Bose-Einstein Condensation of Dipolar Molecules

Half a century ago, Bill Stwalley described the vision of realizing atomic Bose-Einstein condensates and why this would be an exciting scientific goal. A quarter century ago, he formulated the concept of creating dipolar molecules from ultracold gases of atoms. These visions have independently become a reality and opened two major directions in AMO physics. They have now come together in the form of Bose-Einstein condensates of dipolar molecules.

Recently, we have created the first Bose-Einstein condensate of dipolar molecules [1]. We evaporatively cool a gas of sodium-cesium molecules to below 10 nanokelvin, deep in the quantum degenerate regime. The condensates live for several seconds.

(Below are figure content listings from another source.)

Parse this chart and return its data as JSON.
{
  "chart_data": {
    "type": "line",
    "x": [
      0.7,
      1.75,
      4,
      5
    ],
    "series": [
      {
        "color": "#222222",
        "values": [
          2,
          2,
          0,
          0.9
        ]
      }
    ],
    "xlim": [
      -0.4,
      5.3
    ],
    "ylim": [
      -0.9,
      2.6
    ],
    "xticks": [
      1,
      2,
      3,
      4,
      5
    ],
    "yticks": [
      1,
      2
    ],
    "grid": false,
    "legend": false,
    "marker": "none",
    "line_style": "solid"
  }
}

This dramatic improvement over previous molecular cooling efforts is enabled by collisional shielding via microwave dressing, suppressing inelastic losses by four orders of magnitude [2]. Microwave dressing also provides an exceptional level of tunability of dipole-dipole interactions, opening the door to novel phases of matter in molecular quantum liquids. Most recently, we have observed self-bound droplets in a gas of strongly dipolar molecules [3].

In this talk, I will describe our experimental approach, discuss recent results, and give an outlook on novel opportunities enabled by molecular Bose-Einstein condensates for many-body quantum physics, quantum simulation, and quantum computing.